Qui peut croire à de telles sornettes ? Les entreprises qui réduisent leurs effectifs le font uniquement parce que cela leur permet de maintenir et surtout d'augmenter leurs profits. Et même quand des entreprises, moyennes ou grandes, celles qui étaient justement concernées par la loi de modernisation sociale, sont en difficulté, c'est souvent momentané. Elles ne l'ont pas toujours été, et ne le seront pas toujours. Si tant est qu'elles soient dans une situation difficile, pourquoi ne pourraient-elles pas maintenir les emplois en puisant sur les profits et les richesses accumulés des gros actionnaires ?
C'est parce qu'il était bien difficile de faire accepter à l'opinion des plans de licenciements visant à augmenter les profits des actionnaires de Danone ou de Marks and Spencer, que Jospin s'était senti obligé, à quelques mois de l'élection présidentielle, de faire une concession au PCF et aux syndicats.

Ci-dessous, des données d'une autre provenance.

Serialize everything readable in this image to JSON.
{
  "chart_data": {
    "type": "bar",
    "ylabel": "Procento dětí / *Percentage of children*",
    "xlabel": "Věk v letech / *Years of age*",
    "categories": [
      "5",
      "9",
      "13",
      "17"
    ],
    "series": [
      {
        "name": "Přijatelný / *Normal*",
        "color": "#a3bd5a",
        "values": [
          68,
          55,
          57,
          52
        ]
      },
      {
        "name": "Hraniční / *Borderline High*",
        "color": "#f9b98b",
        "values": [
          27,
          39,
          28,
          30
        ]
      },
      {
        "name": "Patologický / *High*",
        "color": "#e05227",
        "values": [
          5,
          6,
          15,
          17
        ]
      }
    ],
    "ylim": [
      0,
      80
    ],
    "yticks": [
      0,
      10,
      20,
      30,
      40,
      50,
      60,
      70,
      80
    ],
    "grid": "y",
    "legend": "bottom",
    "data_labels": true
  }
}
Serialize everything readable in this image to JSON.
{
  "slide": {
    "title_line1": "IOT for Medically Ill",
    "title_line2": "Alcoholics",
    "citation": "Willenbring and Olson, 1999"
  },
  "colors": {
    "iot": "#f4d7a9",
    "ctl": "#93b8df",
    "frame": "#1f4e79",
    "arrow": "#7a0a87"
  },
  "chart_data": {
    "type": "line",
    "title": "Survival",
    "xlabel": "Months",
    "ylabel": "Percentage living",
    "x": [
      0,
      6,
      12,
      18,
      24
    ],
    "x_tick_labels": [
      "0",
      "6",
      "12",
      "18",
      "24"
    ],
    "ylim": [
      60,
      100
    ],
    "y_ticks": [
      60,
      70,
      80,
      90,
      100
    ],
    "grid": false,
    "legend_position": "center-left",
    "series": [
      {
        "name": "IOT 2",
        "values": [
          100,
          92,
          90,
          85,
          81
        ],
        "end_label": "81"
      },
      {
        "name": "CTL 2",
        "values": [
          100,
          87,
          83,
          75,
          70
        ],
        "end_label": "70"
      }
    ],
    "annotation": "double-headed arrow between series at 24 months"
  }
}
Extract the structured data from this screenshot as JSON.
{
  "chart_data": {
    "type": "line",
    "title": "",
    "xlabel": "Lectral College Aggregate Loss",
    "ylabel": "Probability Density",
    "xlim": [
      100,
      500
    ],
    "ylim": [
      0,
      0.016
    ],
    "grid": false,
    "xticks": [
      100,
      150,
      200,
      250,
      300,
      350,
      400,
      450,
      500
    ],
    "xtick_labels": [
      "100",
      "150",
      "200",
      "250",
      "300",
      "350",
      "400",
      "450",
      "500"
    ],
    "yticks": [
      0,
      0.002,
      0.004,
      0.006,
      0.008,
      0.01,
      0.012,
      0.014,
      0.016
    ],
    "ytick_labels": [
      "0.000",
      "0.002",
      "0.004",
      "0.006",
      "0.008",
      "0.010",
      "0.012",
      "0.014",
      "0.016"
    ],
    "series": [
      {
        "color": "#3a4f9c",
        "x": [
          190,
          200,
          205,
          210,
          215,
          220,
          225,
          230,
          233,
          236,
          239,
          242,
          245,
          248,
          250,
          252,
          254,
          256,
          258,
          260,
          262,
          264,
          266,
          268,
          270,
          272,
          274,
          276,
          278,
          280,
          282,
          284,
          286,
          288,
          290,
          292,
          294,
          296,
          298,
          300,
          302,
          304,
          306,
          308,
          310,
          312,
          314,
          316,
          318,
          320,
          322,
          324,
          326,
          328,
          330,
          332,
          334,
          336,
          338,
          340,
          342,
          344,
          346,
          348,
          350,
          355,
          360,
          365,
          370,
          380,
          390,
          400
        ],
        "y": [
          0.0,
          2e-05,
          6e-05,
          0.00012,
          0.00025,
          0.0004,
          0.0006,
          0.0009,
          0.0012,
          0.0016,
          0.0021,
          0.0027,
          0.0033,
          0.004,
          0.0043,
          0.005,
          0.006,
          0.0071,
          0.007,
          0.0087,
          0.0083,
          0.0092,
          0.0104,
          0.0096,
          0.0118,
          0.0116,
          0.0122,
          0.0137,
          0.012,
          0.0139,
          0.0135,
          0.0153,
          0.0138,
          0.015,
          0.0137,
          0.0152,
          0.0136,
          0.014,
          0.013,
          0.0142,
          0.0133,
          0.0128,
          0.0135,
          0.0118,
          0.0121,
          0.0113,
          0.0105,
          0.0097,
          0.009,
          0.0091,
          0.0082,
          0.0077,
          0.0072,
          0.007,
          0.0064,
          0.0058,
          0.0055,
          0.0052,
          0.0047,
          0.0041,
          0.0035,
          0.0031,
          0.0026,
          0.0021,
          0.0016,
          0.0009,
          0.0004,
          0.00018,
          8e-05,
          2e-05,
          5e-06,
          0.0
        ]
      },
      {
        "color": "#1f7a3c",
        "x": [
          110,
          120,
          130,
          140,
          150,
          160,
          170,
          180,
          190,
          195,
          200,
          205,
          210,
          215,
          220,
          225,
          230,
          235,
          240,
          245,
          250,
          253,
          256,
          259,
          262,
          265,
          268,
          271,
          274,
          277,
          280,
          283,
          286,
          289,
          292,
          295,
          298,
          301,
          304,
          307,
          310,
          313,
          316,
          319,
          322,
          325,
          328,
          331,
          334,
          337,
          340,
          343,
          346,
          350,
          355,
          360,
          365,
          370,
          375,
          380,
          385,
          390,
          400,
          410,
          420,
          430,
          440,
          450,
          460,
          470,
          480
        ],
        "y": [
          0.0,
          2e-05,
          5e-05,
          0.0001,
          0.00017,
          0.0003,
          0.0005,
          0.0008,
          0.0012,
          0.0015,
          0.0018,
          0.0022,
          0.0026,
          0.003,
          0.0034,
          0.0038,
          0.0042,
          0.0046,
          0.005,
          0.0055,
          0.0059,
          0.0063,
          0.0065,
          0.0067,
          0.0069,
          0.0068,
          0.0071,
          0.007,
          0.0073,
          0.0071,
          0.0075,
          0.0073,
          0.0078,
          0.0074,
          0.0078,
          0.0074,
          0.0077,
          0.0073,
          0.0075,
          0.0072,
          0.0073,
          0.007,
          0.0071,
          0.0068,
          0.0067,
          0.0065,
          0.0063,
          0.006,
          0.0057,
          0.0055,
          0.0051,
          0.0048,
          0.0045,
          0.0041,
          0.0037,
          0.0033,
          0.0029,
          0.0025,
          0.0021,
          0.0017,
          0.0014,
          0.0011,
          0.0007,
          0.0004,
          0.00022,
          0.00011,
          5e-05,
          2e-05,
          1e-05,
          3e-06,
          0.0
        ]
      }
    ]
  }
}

Les licenciements sont repartis à la hausse de plus belle. Les gestes symboliques du gouvernement s'adressent à d'autres, au patronat et à l'électorat de droite. Pour la galerie, il peut continuer à jouer sur les mots en appelant par exemple les licenciements collectifs des " restructurations ayant des incidences sur l'emploi " ! Les licenciements collectifs ont concerné, selon les recensements officiels, 150 000 travailleurs pour les six premiers mois de l'année, et 40 000 pour un seul mois, du 15 septembre au 15 octobre. Et Guillaume Sarkozy, le frère du ministre de l'Intérieur et vice-président du Medef exprime le mépris profond de tout ce monde-là lorsqu'il se déclare " fier d'être un patron industriel qui délocalise. Assez de faux-semblants : la perte d'emploi, la déstabilisation industrielle, c'est normal, c'est l'évolution " !
Voilà qui a le mérite d'exprimer, certes cyniquement, la vraie réalité d'un capitalisme que les travailleurs ne réussiront à moderniser qu'en supprimant l'emprise de cette minorité de profiteurs sur l'économie.